# Ladies- personal shaver recommendations?



## Rugs (Apr 12, 2013)

Reading reviews on Amazon for bikini area shavers. I can't find mine and it is time for a new one anyway. 

I will not wax after a horrible waxing experience that basically left me with PTSD. 

TIA.


----------



## yeah_right (Oct 23, 2013)

I have a Braun Silk-Epi. It has two heads, one is a shaver and one is an epilator. Works great. I wax and use this for in between times.


----------



## Rugs (Apr 12, 2013)

yeah_right said:


> I have a Braun Silk-Epi. It has two heads, one is a shaver and one is an epilator. Works great. I wax and use this for in between times.

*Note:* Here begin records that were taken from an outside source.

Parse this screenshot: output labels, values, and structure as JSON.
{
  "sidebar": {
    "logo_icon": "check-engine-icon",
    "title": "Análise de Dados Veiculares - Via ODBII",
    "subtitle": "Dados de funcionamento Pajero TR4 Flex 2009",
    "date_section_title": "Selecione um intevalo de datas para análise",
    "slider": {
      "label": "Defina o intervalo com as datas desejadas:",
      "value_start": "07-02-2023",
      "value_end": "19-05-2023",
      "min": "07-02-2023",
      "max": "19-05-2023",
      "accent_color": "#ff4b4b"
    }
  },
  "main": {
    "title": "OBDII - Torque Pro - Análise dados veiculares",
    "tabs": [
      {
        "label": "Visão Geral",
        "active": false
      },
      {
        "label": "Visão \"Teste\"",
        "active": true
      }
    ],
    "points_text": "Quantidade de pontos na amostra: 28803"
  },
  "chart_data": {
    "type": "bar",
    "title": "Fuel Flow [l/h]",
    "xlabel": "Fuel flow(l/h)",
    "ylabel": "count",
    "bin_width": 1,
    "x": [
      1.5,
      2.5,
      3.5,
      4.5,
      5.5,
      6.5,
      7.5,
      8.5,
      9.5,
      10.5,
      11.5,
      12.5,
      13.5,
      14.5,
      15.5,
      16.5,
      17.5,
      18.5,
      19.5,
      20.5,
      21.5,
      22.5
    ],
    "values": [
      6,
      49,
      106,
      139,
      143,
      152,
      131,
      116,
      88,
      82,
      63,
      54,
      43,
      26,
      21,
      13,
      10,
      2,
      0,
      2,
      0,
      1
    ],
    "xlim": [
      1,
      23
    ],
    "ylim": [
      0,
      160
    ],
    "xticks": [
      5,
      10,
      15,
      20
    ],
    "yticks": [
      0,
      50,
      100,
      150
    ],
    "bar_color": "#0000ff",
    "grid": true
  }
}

I'm nervous about an epilator. Aren't those painful too?


----------



## yeah_right (Oct 23, 2013)

Epilator has the same pain as wax at first. I use it for bikini area in between waxes and after doing it so long the hair is thinner and it no longer really hurts. No worse than tweezing eyebrows now. I've also used it a few times on my underarms. Looks great, but freaking painful.


----------



## NobodySpecial (Nov 22, 2013)

Razor? I confess that when I read personal shaver I thought, you mean vs the one you share with other people?


----------



## NobodySpecial (Nov 22, 2013)

I hate epilators. They hurt like a *****. Slow torture. At least wax is quick.


----------